The Rings Of Power VFX Producer Wanted To Bring 'Humanity' To The Orcs [Exclusive]
You shall not pass ... unless you've seen the latest episode of "The Lord of the Rings: The Rings of Power." Spoilers within!
Viewers following along with "The Rings of Power" may have noticed that, like any adaptation, certain liberties have been taken from the J.R.R. Tolkien-authored source material in order to tell a complete and engaging story. Some have become caught up in utterly harmless changes and departures from established lore such as, uh, the mere existence of non-white characters. Other (much more reasonable) fans, however, have taken note of the most intriguing additions — like the character of Adar and his newly-unveiled scheme, for example — that help enrich and set this take on Middle-earth apart from any other.

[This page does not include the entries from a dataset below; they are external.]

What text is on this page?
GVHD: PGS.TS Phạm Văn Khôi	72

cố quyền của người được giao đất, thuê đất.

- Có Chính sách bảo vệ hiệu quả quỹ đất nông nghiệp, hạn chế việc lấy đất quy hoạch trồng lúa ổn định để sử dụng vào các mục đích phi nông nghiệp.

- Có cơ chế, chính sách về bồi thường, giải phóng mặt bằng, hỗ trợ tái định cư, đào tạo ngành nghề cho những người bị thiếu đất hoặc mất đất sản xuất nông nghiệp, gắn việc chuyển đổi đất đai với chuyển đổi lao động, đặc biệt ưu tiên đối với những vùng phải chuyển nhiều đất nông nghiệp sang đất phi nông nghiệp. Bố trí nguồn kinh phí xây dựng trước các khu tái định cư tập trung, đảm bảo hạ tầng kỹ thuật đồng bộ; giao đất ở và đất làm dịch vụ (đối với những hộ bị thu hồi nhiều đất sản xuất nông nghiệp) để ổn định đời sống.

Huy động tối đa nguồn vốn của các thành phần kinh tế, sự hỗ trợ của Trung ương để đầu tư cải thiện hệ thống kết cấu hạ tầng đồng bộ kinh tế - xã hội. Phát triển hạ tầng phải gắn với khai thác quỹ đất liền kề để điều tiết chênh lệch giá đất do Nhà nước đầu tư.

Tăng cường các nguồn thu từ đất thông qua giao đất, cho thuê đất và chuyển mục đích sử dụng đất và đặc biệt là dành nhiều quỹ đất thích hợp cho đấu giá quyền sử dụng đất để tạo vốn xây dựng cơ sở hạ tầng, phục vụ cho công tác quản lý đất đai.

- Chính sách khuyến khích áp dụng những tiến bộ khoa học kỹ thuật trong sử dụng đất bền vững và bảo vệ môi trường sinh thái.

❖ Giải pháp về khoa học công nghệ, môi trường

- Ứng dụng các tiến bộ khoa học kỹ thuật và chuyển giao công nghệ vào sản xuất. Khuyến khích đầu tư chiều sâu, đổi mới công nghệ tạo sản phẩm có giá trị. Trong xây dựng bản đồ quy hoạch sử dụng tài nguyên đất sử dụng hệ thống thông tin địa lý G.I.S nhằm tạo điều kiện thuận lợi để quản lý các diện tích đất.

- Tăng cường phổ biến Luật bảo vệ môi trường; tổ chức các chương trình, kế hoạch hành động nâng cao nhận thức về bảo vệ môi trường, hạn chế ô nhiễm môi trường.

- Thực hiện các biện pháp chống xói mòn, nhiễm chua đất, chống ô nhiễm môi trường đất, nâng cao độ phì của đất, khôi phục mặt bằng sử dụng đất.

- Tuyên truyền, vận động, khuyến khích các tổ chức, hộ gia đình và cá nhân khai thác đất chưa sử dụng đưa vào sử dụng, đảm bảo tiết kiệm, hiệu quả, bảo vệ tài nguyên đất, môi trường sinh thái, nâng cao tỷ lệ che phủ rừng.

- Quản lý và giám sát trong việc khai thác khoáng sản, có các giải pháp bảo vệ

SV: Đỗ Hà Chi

But amid all the epic battle sequences and apocalyptic imagery stuffed into the latest episode of the series, one key creative choice ought not to go overlooked. Thanks to Adar and his odd protectiveness over the orcs' search for a home, we've encountered a side of the classic Tolkien foe that we haven't seen before: a glimpse of their humanity ... in a manner of speaking, at least. As it turns out, it was an intentional decision among both the writers and the behind-the-scenes crew to make each orc look and feel like characters with their own sense of purpose, autonomy, and individuality.
Orcs have feelings, too!
Tolkien himself once struggled with the narrative need to fill Middle-earth with disposable armies to battle vs. the moral implications of having the good guys slaughter countless hordes of faceless foes who are just inherently evil. Although he never quite managed to resolve this thorny topic, "The Rings of Power" has finally begun to interrogate this idea with its most recent episode. /Film's Vanessa Armstrong touched on this exact subject during a recent interview with Ron Ames, a VFX producer on "The Rings of Power" who had a major hand in the creation of these orcs in the first place.
During the course of their conversation, Ames was asked about the process of bringing these orcs to life in a way that makes each feel different from the other. According to Ames, they took their cues from the story:
"Our approach actually was a storytelling approach. We wanted to say that the orcs are not supernatural beings. They are made, and Tolkien says it, they're made like human beings from men and women. So there are women orcs there, baby orcs, there are families of orcs — we didn't want it to be that they're just evil incarnate. They're a race of beings who have been downtrodden. There's actually a humanity within them but in a very stratified, almost fascist kind of organization where there are leaders and diggers ... it's a very striated society that they come from. So we actually follow those rules and that's how we did it. Each one has a reason for why they're part of that hive."
This series might be playing in the same sandbox that many others have done before, but subtle touches like these help make this story feel like a necessary addition to the franchise.